When the Supreme Court’s conscience did not permit it to send the accused back to jail as undertrials, nothing survives in the SC, except academic exercise. The top court is unlikely to enter into the factual thicket of the 17,000-page chargesheet without any question of law arising. The HC did not lay down any law or did not alter or read down UAPA, as it is being assumed. UAPA stands firmly entrenched and courts can freely decline or grant bail, subject, however, to the only condition that they have to be as meticulous and as fair as the Delhi high court has been, before exercising this discretion.

The HC has carefully ruled: “Nothing in this order shall be construed as an expression on the merits of the pending trial.” The matter should rest there, and trial must commence, during which process, the guilty should be convicted and the innocent should be acquitted.

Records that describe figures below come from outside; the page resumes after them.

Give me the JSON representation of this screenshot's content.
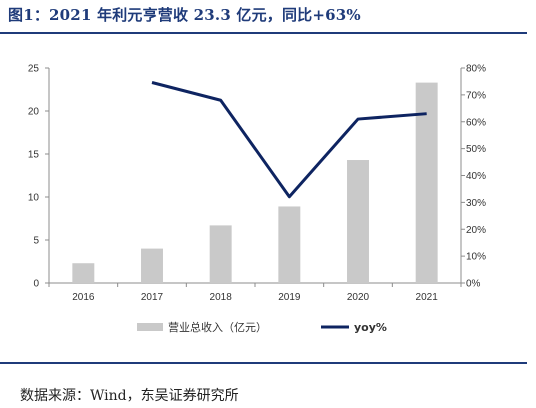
{
  "title": "图1：2021 年利元亨营收 23.3 亿元，同比+63%",
  "source": "数据来源：Wind，东吴证券研究所",
  "chart_data": {
    "type": "bar+line",
    "categories": [
      "2016",
      "2017",
      "2018",
      "2019",
      "2020",
      "2021"
    ],
    "series": [
      {
        "name": "营业总收入（亿元）",
        "type": "bar",
        "axis": "left",
        "color": "#c9c9c9",
        "values": [
          2.3,
          4.0,
          6.7,
          8.9,
          14.3,
          23.3
        ]
      },
      {
        "name": "yoy%",
        "type": "line",
        "axis": "right",
        "color": "#0e2461",
        "values": [
          null,
          74.6,
          68.0,
          32.1,
          61.0,
          63.0
        ]
      }
    ],
    "y_left": {
      "min": 0,
      "max": 25,
      "ticks": [
        "0",
        "5",
        "10",
        "15",
        "20",
        "25"
      ]
    },
    "y_right": {
      "min": 0,
      "max": 80,
      "ticks": [
        "0%",
        "10%",
        "20%",
        "30%",
        "40%",
        "50%",
        "60%",
        "70%",
        "80%"
      ]
    },
    "grid": false,
    "legend_position": "bottom"
  }
}
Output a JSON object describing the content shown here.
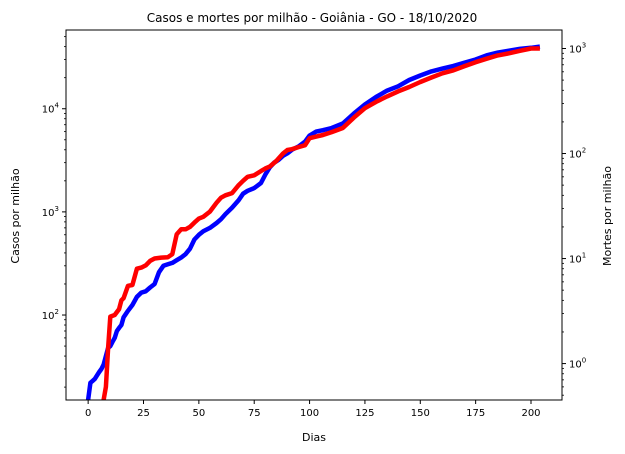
{
  "chart_data": {
    "type": "line",
    "title": "Casos e mortes por milhão - Goiânia - GO - 18/10/2020",
    "xlabel": "Dias",
    "xlim": [
      -10,
      214
    ],
    "xticks": [
      0,
      25,
      50,
      75,
      100,
      125,
      150,
      175,
      200
    ],
    "y_left": {
      "label": "Casos por milhão",
      "color": "#0000ff",
      "scale": "log",
      "lim": [
        15,
        58000
      ],
      "ticks": [
        {
          "value": 100,
          "mantissa": "10",
          "exp": "2"
        },
        {
          "value": 1000,
          "mantissa": "10",
          "exp": "3"
        },
        {
          "value": 10000,
          "mantissa": "10",
          "exp": "4"
        }
      ]
    },
    "y_right": {
      "label": "Mortes por milhão",
      "color": "#ff0000",
      "scale": "log",
      "lim": [
        0.45,
        1500
      ],
      "ticks": [
        {
          "value": 1,
          "mantissa": "10",
          "exp": "0"
        },
        {
          "value": 10,
          "mantissa": "10",
          "exp": "1"
        },
        {
          "value": 100,
          "mantissa": "10",
          "exp": "2"
        },
        {
          "value": 1000,
          "mantissa": "10",
          "exp": "3"
        }
      ]
    },
    "series": [
      {
        "axis": "left",
        "color": "#0000ff",
        "x": [
          0,
          1,
          2,
          3,
          4,
          5,
          6,
          7,
          8,
          9,
          10,
          11,
          12,
          13,
          14,
          15,
          16,
          18,
          20,
          22,
          24,
          26,
          28,
          30,
          32,
          34,
          36,
          38,
          40,
          42,
          44,
          46,
          48,
          50,
          52,
          55,
          58,
          60,
          62,
          65,
          68,
          70,
          72,
          75,
          78,
          80,
          82,
          84,
          86,
          88,
          90,
          92,
          95,
          98,
          100,
          103,
          106,
          110,
          115,
          120,
          125,
          130,
          135,
          140,
          145,
          150,
          155,
          160,
          165,
          170,
          175,
          180,
          185,
          190,
          195,
          200,
          204
        ],
        "y": [
          15,
          22,
          23,
          24,
          26,
          28,
          30,
          33,
          40,
          48,
          50,
          55,
          60,
          70,
          75,
          80,
          95,
          110,
          125,
          150,
          165,
          170,
          185,
          200,
          260,
          300,
          310,
          320,
          340,
          360,
          390,
          440,
          540,
          600,
          650,
          700,
          780,
          850,
          950,
          1100,
          1300,
          1500,
          1600,
          1700,
          1900,
          2300,
          2700,
          3000,
          3200,
          3500,
          3700,
          4000,
          4300,
          4800,
          5500,
          6000,
          6200,
          6500,
          7200,
          9000,
          11000,
          13000,
          15000,
          16500,
          19000,
          21000,
          23000,
          24500,
          26000,
          28000,
          30000,
          33000,
          35000,
          36500,
          38000,
          39000,
          40000
        ]
      },
      {
        "axis": "right",
        "color": "#ff0000",
        "x": [
          7,
          8,
          9,
          10,
          12,
          14,
          15,
          16,
          18,
          20,
          22,
          24,
          26,
          28,
          30,
          33,
          36,
          38,
          40,
          42,
          44,
          46,
          48,
          50,
          52,
          55,
          58,
          60,
          62,
          65,
          68,
          70,
          72,
          75,
          78,
          80,
          82,
          85,
          88,
          90,
          92,
          95,
          98,
          100,
          103,
          106,
          110,
          115,
          120,
          125,
          130,
          135,
          140,
          145,
          150,
          155,
          160,
          165,
          170,
          175,
          180,
          185,
          190,
          195,
          200,
          204
        ],
        "y": [
          0.45,
          0.6,
          1.4,
          2.8,
          2.9,
          3.3,
          4.0,
          4.2,
          5.5,
          5.6,
          8.0,
          8.2,
          8.6,
          9.5,
          10.0,
          10.2,
          10.3,
          11.0,
          17,
          19,
          19,
          20,
          22,
          24,
          25,
          28,
          34,
          38,
          40,
          42,
          50,
          55,
          60,
          62,
          68,
          72,
          75,
          85,
          100,
          108,
          110,
          115,
          120,
          140,
          145,
          150,
          160,
          175,
          220,
          270,
          310,
          350,
          390,
          430,
          480,
          530,
          580,
          620,
          680,
          740,
          800,
          860,
          900,
          950,
          1000,
          1000
        ]
      }
    ]
  }
}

There is a widespread perception that the prosecution’s only argument is: if UAPA or any terror law is foisted on someone, he can never be granted bail, regardless of the factual matrix contained in the chargesheet. Can such an argument, if any, be countenanced in any civilised jurisprudence? Should courts fold their hands in despair in the teeth of such arguments, if any?

India’s democracy is undergoing metamorphosis. Our high courts are striving valiantly to uphold liberty and fraternity. The SC may have to be careful not to demoralise judges, particularly those who are authoring outstanding and erudite judgments.

Bishwajit Bhattacharyya is a senior advocate in the Supreme Court and a former additional solicitor general of India.